Kerk & religie

De toga leidde in Middelburg tot een kerkscheuring

Het dragen van een toga door predikanten is een teken van hoogmoed. Deze stelling van prof. dr. W. J. op ’t Hof, eind juli in deze krant, deed veel stof opwaaien. Maar ook in de negentiende eeuw riep het ambtsgewaad felle reacties op. In Middelburg ontstond zelfs een anti-
togabeweging.

ds. J. Belder
31 August 2010 11:14Gewijzigd op 14 November 2020 11:37
Foto RD
Foto RD

Eigenlijk is het woord ambtskleding geen goede reformatorische uitdrukking. Het woord past beter in de traditie van de Rooms-Katholieke Kerk, die vanouds een onderscheid maakt tussen leken en geestelijkheid. De laatste groep is herkenbaar aan zijn gewaad, de priesterkleding. Juist de Reformatie legde de nadruk op het algemeen priesterschap van álle gelovigen. Toch tooide ook de ambtsdrager binnen de protestantse traditie zich al vrij snel op een wijze die hem onderscheidt van degenen die geen kerkelijk ambt bekleden.

In de dagen waarin de kerkhervorming zich voltrok, waren de ambtsdragers broeders onder de broeders. Zij verlangden er niet naar op te vallen door een afwijkende wijze van kleden. „Gelijke monniken, gelijke kappen”, is een passende typering voor het principe dat toen opgeld deed. Pas in de zeventiende eeuw kwam er onderscheid tussen ambtsdragers en niet-ambtsdragers. De predikanten gingen zich steeds meer kleden op de wijze van de deftige burgerij. Soms moesten classes en kerkenraden vermanend optreden.

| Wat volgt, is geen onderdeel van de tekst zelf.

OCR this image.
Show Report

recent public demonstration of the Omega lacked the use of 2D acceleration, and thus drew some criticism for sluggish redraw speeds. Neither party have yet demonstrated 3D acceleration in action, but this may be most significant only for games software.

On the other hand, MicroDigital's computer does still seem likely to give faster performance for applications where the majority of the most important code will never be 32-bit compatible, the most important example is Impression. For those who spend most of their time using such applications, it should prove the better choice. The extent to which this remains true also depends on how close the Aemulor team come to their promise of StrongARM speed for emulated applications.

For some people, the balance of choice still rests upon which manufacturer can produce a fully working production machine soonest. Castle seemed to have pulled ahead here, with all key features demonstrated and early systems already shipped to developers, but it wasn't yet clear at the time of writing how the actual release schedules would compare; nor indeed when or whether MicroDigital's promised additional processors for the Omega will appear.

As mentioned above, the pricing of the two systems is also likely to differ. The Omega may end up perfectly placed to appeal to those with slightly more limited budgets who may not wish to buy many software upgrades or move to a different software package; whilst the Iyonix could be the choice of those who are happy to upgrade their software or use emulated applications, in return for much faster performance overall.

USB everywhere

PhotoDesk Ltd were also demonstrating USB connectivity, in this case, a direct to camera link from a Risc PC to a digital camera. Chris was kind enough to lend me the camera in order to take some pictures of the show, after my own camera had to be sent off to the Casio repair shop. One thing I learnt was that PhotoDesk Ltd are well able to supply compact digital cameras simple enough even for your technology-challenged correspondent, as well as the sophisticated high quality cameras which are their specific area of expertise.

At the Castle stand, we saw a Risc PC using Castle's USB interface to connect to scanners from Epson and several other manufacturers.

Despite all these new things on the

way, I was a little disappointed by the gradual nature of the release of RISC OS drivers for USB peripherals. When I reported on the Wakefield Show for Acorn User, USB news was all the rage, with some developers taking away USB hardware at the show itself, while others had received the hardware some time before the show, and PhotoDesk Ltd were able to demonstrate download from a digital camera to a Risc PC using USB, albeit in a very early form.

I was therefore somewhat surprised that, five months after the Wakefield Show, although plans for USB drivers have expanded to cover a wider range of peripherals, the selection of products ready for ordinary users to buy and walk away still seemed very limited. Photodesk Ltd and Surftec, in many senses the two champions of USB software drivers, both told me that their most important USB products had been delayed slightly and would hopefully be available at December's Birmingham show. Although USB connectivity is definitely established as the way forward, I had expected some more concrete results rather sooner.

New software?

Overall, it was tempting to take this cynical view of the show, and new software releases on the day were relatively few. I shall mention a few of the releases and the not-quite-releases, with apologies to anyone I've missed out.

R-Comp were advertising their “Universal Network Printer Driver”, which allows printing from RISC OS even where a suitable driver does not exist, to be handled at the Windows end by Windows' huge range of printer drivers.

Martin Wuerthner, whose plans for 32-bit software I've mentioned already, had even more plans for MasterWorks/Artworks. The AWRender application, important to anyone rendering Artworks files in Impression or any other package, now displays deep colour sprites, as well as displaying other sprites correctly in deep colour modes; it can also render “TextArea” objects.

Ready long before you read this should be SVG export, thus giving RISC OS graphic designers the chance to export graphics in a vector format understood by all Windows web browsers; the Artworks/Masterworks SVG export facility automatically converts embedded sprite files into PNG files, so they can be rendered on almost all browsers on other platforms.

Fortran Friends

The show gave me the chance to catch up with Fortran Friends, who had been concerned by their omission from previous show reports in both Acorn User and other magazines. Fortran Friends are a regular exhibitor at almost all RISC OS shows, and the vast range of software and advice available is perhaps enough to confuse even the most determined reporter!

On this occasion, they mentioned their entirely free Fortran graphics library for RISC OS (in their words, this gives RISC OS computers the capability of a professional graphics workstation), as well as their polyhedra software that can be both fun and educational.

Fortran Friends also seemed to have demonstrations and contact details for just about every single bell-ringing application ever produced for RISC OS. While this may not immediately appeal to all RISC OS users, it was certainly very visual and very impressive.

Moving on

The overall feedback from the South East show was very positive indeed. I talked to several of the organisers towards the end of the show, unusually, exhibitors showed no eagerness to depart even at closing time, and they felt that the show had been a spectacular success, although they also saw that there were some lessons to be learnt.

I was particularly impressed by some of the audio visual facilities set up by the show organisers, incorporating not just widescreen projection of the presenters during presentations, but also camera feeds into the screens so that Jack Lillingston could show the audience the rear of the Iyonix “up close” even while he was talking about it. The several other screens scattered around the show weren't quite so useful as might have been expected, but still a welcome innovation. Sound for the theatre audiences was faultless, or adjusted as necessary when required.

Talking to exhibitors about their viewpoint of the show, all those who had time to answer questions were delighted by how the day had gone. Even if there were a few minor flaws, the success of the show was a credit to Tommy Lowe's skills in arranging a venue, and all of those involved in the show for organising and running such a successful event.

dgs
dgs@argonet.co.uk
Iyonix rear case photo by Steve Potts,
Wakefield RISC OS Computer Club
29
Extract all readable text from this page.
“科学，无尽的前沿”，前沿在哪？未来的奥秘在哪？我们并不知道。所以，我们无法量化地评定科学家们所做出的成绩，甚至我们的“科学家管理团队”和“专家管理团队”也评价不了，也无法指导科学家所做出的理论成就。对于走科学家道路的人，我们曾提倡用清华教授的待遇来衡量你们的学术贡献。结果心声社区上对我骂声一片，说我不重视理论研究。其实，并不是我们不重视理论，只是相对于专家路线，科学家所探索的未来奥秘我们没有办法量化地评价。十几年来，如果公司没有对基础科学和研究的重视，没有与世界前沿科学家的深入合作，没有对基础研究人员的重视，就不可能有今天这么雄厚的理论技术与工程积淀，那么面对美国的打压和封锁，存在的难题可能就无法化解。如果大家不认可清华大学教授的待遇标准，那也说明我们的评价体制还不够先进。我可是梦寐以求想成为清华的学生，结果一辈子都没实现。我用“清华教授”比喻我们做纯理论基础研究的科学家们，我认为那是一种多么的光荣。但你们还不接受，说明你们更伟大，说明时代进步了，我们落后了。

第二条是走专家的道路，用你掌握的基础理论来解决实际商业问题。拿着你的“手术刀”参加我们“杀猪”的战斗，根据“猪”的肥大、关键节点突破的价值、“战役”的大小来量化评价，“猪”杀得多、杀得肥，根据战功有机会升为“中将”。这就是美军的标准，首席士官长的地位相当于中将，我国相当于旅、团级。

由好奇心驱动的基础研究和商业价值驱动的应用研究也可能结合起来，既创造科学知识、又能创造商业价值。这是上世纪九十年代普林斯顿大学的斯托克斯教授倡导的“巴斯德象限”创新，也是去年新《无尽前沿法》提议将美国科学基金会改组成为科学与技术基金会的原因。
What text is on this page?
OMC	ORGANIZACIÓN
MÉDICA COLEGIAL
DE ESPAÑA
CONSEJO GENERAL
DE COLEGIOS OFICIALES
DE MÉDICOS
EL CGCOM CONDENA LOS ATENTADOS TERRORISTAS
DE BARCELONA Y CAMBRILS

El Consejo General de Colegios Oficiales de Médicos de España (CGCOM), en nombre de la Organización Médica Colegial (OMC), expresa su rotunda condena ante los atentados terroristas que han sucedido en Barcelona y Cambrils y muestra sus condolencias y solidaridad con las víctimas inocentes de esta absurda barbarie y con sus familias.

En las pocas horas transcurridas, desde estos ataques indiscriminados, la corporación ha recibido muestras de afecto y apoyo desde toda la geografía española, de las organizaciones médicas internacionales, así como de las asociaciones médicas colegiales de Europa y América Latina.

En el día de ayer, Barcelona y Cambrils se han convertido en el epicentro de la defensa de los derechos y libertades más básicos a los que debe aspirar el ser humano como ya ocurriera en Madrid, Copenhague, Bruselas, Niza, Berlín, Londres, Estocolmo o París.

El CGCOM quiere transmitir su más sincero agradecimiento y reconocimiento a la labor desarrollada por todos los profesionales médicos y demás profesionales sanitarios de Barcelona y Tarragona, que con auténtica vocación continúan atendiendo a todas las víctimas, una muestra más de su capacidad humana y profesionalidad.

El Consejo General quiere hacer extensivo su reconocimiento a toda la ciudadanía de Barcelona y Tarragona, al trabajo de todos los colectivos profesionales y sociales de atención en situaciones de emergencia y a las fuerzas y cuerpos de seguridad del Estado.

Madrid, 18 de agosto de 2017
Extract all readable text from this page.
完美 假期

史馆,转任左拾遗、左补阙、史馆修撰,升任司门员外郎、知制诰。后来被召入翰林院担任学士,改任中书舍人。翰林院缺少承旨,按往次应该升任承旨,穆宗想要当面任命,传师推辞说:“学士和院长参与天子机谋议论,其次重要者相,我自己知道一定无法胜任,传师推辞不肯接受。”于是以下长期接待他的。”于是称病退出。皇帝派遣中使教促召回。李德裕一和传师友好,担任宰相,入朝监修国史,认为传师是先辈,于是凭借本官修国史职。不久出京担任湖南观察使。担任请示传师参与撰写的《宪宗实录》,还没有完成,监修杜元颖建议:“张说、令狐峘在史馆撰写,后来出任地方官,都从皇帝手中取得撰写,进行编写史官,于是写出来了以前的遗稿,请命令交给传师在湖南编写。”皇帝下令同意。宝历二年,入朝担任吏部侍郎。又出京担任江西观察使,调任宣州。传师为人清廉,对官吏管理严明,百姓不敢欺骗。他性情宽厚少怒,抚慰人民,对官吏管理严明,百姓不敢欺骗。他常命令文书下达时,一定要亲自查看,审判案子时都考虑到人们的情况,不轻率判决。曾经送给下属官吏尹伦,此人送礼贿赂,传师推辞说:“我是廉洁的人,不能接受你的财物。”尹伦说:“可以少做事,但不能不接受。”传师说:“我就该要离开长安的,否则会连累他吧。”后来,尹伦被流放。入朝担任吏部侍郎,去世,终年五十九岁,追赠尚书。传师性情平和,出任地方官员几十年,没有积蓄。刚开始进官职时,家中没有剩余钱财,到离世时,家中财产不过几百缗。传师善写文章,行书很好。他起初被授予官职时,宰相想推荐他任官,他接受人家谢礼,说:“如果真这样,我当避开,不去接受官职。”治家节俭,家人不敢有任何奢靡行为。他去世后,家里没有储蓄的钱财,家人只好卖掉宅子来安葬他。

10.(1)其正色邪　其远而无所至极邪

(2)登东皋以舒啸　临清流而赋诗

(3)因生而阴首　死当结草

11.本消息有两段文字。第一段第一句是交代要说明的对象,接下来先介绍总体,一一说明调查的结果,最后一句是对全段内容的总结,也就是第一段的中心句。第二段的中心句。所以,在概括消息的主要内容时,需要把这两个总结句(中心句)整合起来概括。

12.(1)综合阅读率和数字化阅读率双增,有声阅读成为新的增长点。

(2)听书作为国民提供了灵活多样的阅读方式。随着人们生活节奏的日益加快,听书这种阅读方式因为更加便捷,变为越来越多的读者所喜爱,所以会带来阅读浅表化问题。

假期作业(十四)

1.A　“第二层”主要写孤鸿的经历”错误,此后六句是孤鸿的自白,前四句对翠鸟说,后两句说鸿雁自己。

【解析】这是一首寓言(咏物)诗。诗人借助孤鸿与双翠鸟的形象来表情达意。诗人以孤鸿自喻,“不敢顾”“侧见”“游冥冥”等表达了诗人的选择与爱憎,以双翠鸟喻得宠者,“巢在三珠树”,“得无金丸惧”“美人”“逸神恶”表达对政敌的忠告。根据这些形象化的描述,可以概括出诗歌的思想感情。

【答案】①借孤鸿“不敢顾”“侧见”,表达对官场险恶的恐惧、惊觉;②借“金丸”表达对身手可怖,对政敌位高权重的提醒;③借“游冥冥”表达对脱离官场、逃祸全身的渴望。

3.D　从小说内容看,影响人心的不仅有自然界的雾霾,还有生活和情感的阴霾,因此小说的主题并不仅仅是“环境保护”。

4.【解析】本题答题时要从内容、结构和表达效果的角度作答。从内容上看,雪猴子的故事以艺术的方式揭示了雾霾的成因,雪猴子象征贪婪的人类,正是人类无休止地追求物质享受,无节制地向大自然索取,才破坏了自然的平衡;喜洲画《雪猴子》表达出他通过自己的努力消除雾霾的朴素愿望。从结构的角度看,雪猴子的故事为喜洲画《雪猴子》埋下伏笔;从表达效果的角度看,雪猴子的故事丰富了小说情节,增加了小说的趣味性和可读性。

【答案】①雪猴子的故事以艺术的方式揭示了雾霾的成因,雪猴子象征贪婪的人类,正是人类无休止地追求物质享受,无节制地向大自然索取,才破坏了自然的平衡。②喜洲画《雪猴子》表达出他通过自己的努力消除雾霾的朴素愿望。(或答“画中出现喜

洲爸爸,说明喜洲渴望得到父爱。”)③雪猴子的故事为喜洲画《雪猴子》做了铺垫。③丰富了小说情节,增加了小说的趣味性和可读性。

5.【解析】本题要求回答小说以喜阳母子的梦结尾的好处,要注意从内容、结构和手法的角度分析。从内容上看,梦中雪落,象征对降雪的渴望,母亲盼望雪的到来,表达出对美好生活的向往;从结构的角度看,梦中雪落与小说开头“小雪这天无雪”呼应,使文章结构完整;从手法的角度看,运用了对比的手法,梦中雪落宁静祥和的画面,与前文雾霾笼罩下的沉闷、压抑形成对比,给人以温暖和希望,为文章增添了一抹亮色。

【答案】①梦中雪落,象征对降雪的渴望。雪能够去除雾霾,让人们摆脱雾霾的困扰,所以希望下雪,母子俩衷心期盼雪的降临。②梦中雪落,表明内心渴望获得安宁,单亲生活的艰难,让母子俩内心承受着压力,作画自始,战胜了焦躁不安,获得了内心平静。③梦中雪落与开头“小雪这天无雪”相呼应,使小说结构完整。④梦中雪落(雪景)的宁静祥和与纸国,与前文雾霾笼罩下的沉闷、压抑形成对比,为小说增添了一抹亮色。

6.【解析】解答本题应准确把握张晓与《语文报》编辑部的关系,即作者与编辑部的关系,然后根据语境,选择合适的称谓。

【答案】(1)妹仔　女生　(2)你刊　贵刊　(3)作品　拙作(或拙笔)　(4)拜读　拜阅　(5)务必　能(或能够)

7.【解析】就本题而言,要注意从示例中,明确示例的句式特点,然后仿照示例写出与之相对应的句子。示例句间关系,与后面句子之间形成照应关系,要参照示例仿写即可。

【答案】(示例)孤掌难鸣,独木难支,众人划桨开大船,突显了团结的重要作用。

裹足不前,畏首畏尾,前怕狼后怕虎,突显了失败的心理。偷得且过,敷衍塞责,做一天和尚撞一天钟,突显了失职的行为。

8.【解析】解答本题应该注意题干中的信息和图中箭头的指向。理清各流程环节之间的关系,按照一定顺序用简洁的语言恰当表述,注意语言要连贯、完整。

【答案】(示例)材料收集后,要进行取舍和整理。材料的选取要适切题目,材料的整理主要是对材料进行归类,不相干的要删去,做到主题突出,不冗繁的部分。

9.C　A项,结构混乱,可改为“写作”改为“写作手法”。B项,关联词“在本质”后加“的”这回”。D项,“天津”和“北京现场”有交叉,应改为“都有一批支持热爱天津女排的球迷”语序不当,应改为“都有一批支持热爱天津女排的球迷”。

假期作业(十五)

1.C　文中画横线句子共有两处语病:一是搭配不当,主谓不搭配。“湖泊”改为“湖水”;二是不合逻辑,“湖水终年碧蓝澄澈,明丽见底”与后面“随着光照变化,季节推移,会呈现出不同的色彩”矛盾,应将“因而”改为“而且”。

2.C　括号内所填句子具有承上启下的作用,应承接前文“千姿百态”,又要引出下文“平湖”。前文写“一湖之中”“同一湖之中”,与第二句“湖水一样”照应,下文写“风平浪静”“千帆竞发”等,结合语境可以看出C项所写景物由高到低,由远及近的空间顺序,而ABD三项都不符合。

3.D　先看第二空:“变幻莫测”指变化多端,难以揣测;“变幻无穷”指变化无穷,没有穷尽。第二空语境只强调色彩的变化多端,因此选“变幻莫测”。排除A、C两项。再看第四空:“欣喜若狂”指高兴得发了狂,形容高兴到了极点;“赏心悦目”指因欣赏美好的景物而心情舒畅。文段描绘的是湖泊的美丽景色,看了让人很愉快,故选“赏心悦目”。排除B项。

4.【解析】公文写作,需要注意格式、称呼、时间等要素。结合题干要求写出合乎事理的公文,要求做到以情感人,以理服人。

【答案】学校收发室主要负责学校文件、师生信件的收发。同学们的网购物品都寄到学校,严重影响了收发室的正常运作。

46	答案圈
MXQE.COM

In de negentiende eeuw kwam de toga met bef in zwang. Het gebruik ervan is ontleend aan de universiteit, schrijft W. A. Hage in ”De protestantse eredienst”, „waar men de mens met zijn kortzichtigheid en hebbelijkheden laat schuil gaan onder de mantel van de onbevooroordeelde wetenschap. Dit past ook uitstekend in de kerk, waar de voorganger geen eigen meningen hoort te brengen, maar alleen Gods Woord, gelouterd door een wetenschappelijke bestudering en geschraagd door een persoonlijk overtuigd zijn.”

Toen in de tweede helft van de negentiende eeuw de predikanten van Middelburg besloten een toga te gaan dragen, leidde dit tot grote commotie in de gemeente. Het voerde uiteindelijk tot een grote plaatselijke kerkscheuring.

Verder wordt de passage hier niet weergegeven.